When Mewtwo made eye contact with Amber during its escape, there appeared to be a flicker of recognition. Amber reflects that Mewtwo is "another consciousness that never should have been," though she notes that at least Mewtwo was created with a clear purpose: to be the most powerful Pokemon in existence.

Amber contemplates the different possible futures for Mewtwo based on various Pokemon media, including it being captured by Team Rocket, escaping to Cerulean Cave, or following other canonical storylines.

## Locations

### [[Dr. Fuji's Laboratory]]

An underground facility where Amber awakened in a tank filled with amber fluid. The laboratory contained equipment for Pokemon experimentation, including multiple tanks similar to Amber's. The facility was located beneath Cinnabar Island, hidden from the knowledge of tourists and regular visitors to the island.

During Mewtwo's escape, the laboratory was severely damaged when Mewtwo blasted through the ceiling to escape.

### [[Cinnabar Island]]

A volcanic island that serves as a tourist destination, with visitors typically unaware of the secret laboratory beneath it. The island features black volcanic sand beaches and a visible volcano silhouette. After escaping the laboratory, Amber and Dr. Fuji stayed at a hotel on the island before arranging transportation to leave.

## Events

### Awakening and Escape

Amber awakened in a tank filled with amber fluid, initially confused about her situation. As she gained awareness, she realized she had been reincarnated into the Pokemon world as Dr. Fuji's daughter. During this disorientation, Mewtwo also awoke and escaped in a destructive rampage, forcing Amber and Dr. Fuji to flee the laboratory.

### Journey to [[Celadon City]]

After spending a night in a hotel on Cinnabar Island, Amber and Dr. Fuji joined other passengers for the [[Celadon Express]], a Pokemon air transport service. The service uses a formation of eight [[Pidgeot]] escorted by a [[Fearow]] and a [[Noctowl]], all under the command of Captain Lin and Captain Reed.

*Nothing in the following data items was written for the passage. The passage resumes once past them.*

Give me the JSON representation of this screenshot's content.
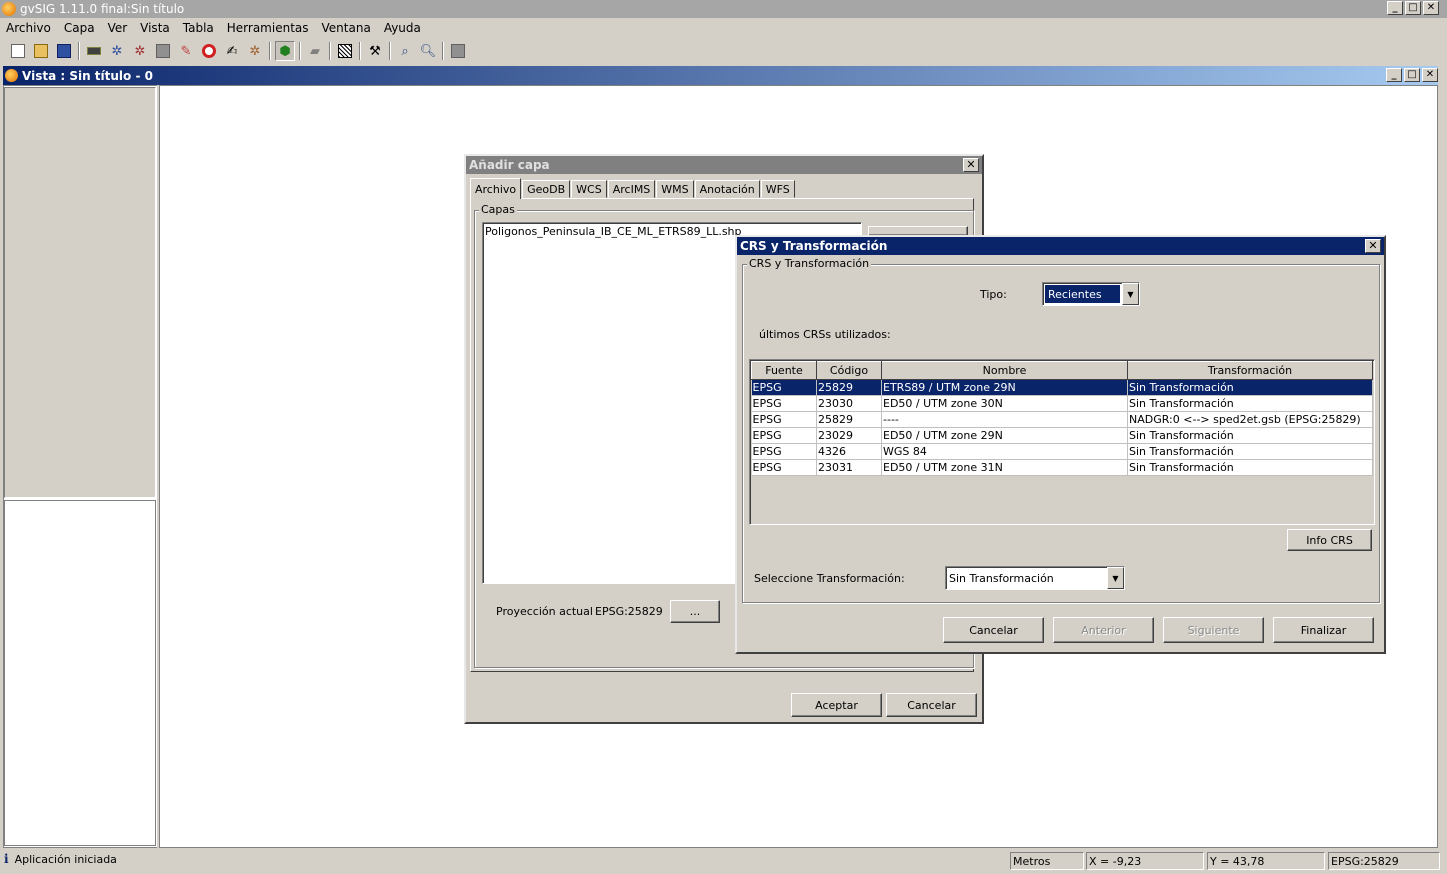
{
  "app": {
    "title": "gvSIG 1.11.0 final:Sin título"
  },
  "menu": [
    "Archivo",
    "Capa",
    "Ver",
    "Vista",
    "Tabla",
    "Herramientas",
    "Ventana",
    "Ayuda"
  ],
  "window_controls": {
    "minimize": "_",
    "maximize": "□",
    "close": "✕"
  },
  "vista": {
    "title": "Vista : Sin título - 0"
  },
  "add_layer": {
    "title": "Añadir capa",
    "tabs": [
      "Archivo",
      "GeoDB",
      "WCS",
      "ArcIMS",
      "WMS",
      "Anotación",
      "WFS"
    ],
    "group_label": "Capas",
    "layers": [
      "Poligonos_Peninsula_IB_CE_ML_ETRS89_LL.shp"
    ],
    "projection_label": "Proyección actual",
    "projection_value": "EPSG:25829",
    "projection_button": "...",
    "accept": "Aceptar",
    "cancel": "Cancelar",
    "close": "✕"
  },
  "crs_dialog": {
    "title": "CRS y Transformación",
    "group_label": "CRS y Transformación",
    "tipo_label": "Tipo:",
    "tipo_value": "Recientes",
    "recent_label": "últimos CRSs utilizados:",
    "columns": [
      "Fuente",
      "Código",
      "Nombre",
      "Transformación"
    ],
    "rows": [
      [
        "EPSG",
        "25829",
        "ETRS89 / UTM zone 29N",
        "Sin Transformación"
      ],
      [
        "EPSG",
        "23030",
        "ED50 / UTM zone 30N",
        "Sin Transformación"
      ],
      [
        "EPSG",
        "25829",
        "----",
        "NADGR:0 <--> sped2et.gsb (EPSG:25829)"
      ],
      [
        "EPSG",
        "23029",
        "ED50 / UTM zone 29N",
        "Sin Transformación"
      ],
      [
        "EPSG",
        "4326",
        "WGS 84",
        "Sin Transformación"
      ],
      [
        "EPSG",
        "23031",
        "ED50 / UTM zone 31N",
        "Sin Transformación"
      ]
    ],
    "selected_row": 0,
    "info_button": "Info CRS",
    "transform_label": "Seleccione Transformación:",
    "transform_value": "Sin Transformación",
    "buttons": {
      "cancel": "Cancelar",
      "previous": "Anterior",
      "next": "Siguiente",
      "finish": "Finalizar"
    },
    "close": "✕"
  },
  "status": {
    "message": "Aplicación iniciada",
    "units": "Metros",
    "x": "X = -9,23",
    "y": "Y = 43,78",
    "crs": "EPSG:25829"
  },
  "colors": {
    "selection": "#0a246a",
    "titlebar_active": "#0a246a",
    "panel": "#d4d0c8"
  }
}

Amber experienced her first direct contact with Pokemon during this journey, riding on a Pidgeot named [[Pidgeot (Storm)|Storm]]. The encounter left her awestruck as she reconciled the reality of actual Pokemon with her previous understanding of them as fictional creatures. Despite her excitement, exhaustion eventually overtook her, and she fell asleep during the flight, comforted by the rhythm of Storm's wings and Dr. Fuji's protective presence.

## Ongoing Conflicts

### Internal Identity Struggle

Amber experiences significant internal conflict as she adjusts to her new existence. She struggles with insomnia due to fear that sleep might cause her to lose her connection to her former self. She grapples with feeling like an imposter in Amber's body, viewing herself as "an accident" rather than the intended consciousness for this form.

Her existential questions expand to include wondering about her purpose in this world, especially in comparison to Mewtwo who was created with the clear purpose of being the strongest Pokemon.

### Threat of [[Team Rocket]]

Though not immediately present after their escape from the laboratory, Team Rocket represents a significant looming threat. Amber worries about what they might do if they discover a "failed experiment walking around with a head full of meta knowledge." Her awareness of multiple possible timelines from different Pokemon media adds complexity to her concern about Team Rocket's future actions.